Schemes can make significant cost savings by paying greater attention to efficient data management in advance of any wind-up or buyout because they can avoid liability risk loading from insurance companies, says the consultancy.

The claim comes as Mercer is re-launching its scheme discontinuance service, to meet growing demand for specialist administration expertise to help trustees with wind-up and buyout plans for their defined benefit schemes. The service will support trustees in meeting the Pensions Regulator’s two-year timeline for completing wind-ups and in complying with its Record-keeping Guidelines.
Its new modular-based service assists trustees to either fully outsource their discontinuance service or partner with an expert for specialist aspects. Specialist services may range from project management, benefit reviews and member communications to individual data cleansing, liability discharge and reconciliation and accounting exercises.
Neil Bolding, head of scheme discontinuance services at Mercer says: “When schemes trigger a wind-up, most trustees are limited in moving the full administration to a specialist due to the Regulator’s two-year time limit. Our new approach will help trustees manage the process by retaining their current administrator for day-to-day aspects while having the flexibility to seek outside expertise for specialist tasks.
“This new flexible service will ensure that wind ups can be completed both compliantly and on time – well ahead of the previous industry average which was in excess of five years.
“Many schemes now have their eye on an exit strategy for their defined benefit schemes, and trustees are coming under increasing pressure to deliver against this, including the data management aspects of any wind-up.
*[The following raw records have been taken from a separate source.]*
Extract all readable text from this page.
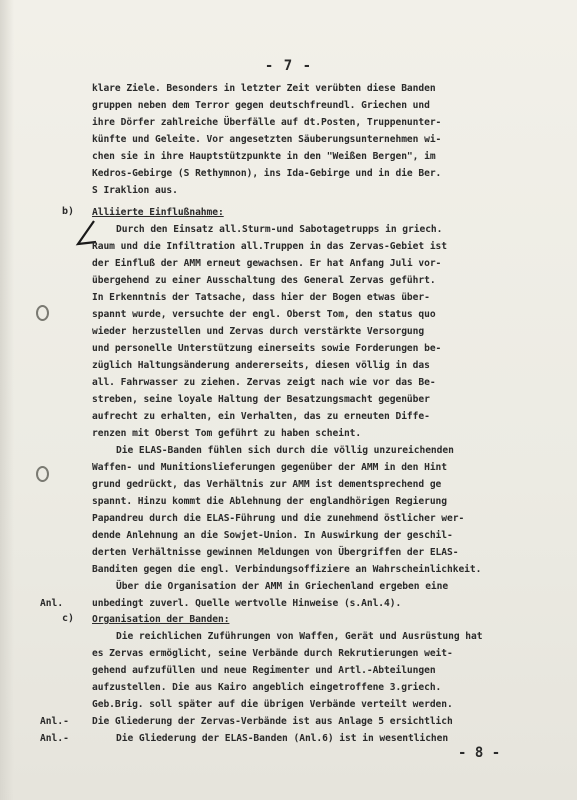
- 7 -
klare Ziele. Besonders in letzter Zeit verübten diese Banden
gruppen neben dem Terror gegen deutschfreundl. Griechen und
ihre Dörfer zahlreiche Überfälle auf dt.Posten, Truppenunter-
künfte und Geleite. Vor angesetzten Säuberungsunternehmen wi-
chen sie in ihre Hauptstützpunkte in den "Weißen Bergen", im
Kedros-Gebirge (S Rethymnon), ins Ida-Gebirge und in die Ber.
S Iraklion aus.
b) Alliierte Einflußnahme:
Durch den Einsatz all.Sturm-und Sabotagetrupps in griech.
Raum und die Infiltration all.Truppen in das Zervas-Gebiet ist
der Einfluß der AMM erneut gewachsen. Er hat Anfang Juli vor-
übergehend zu einer Ausschaltung des General Zervas geführt.
In Erkenntnis der Tatsache, dass hier der Bogen etwas über-
spannt wurde, versuchte der engl. Oberst Tom, den status quo
wieder herzustellen und Zervas durch verstärkte Versorgung
und personelle Unterstützung einerseits sowie Forderungen be-
züglich Haltungsänderung andererseits, diesen völlig in das
all. Fahrwasser zu ziehen. Zervas zeigt nach wie vor das Be-
streben, seine loyale Haltung der Besatzungsmacht gegenüber
aufrecht zu erhalten, ein Verhalten, das zu erneuten Diffe-
renzen mit Oberst Tom geführt zu haben scheint.
Die ELAS-Banden fühlen sich durch die völlig unzureichenden
Waffen- und Munitionslieferungen gegenüber der AMM in den Hint
grund gedrückt, das Verhältnis zur AMM ist dementsprechend ge
spannt. Hinzu kommt die Ablehnung der englandhörigen Regierung
Papandreu durch die ELAS-Führung und die zunehmend östlicher wer-
dende Anlehnung an die Sowjet-Union. In Auswirkung der geschil-
derten Verhältnisse gewinnen Meldungen von Übergriffen der ELAS-
Banditen gegen die engl. Verbindungsoffiziere an Wahrscheinlichkeit.
Über die Organisation der AMM in Griechenland ergeben eine
Anl.	unbedingt zuverl. Quelle wertvolle Hinweise (s.Anl.4).
c) Organisation der Banden:
Die reichlichen Zuführungen von Waffen, Gerät und Ausrüstung hat
es Zervas ermöglicht, seine Verbände durch Rekrutierungen weit-
gehend aufzufüllen und neue Regimenter und Artl.-Abteilungen
aufzustellen. Die aus Kairo angeblich eingetroffene 3.griech.
Geb.Brig. soll später auf die übrigen Verbände verteilt werden.
Anl.- Die Gliederung der Zervas-Verbände ist aus Anlage 5 ersichtlich
Anl.-	Die Gliederung der ELAS-Banden (Anl.6) ist in wesentlichen
- 8 -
Modular-based discontinuance services can help trustees plan ahead and work towards the end-game in a more phased approach.
“Trustees often focus on the value of the assets when considering discontinuance, but equal importance should be given to the value of the liabilities – are these fully recorded, and indeed correct? By maintaining insufficient or inaccurate data, schemes will often secure unnecessary benefits for members and their dependents. This can add significantly to the cost of any end game strategy. Trustees have a duty to ensure their scheme data is up-to-date and accurate. But aside from this, it makes clear commercial sense to do so.”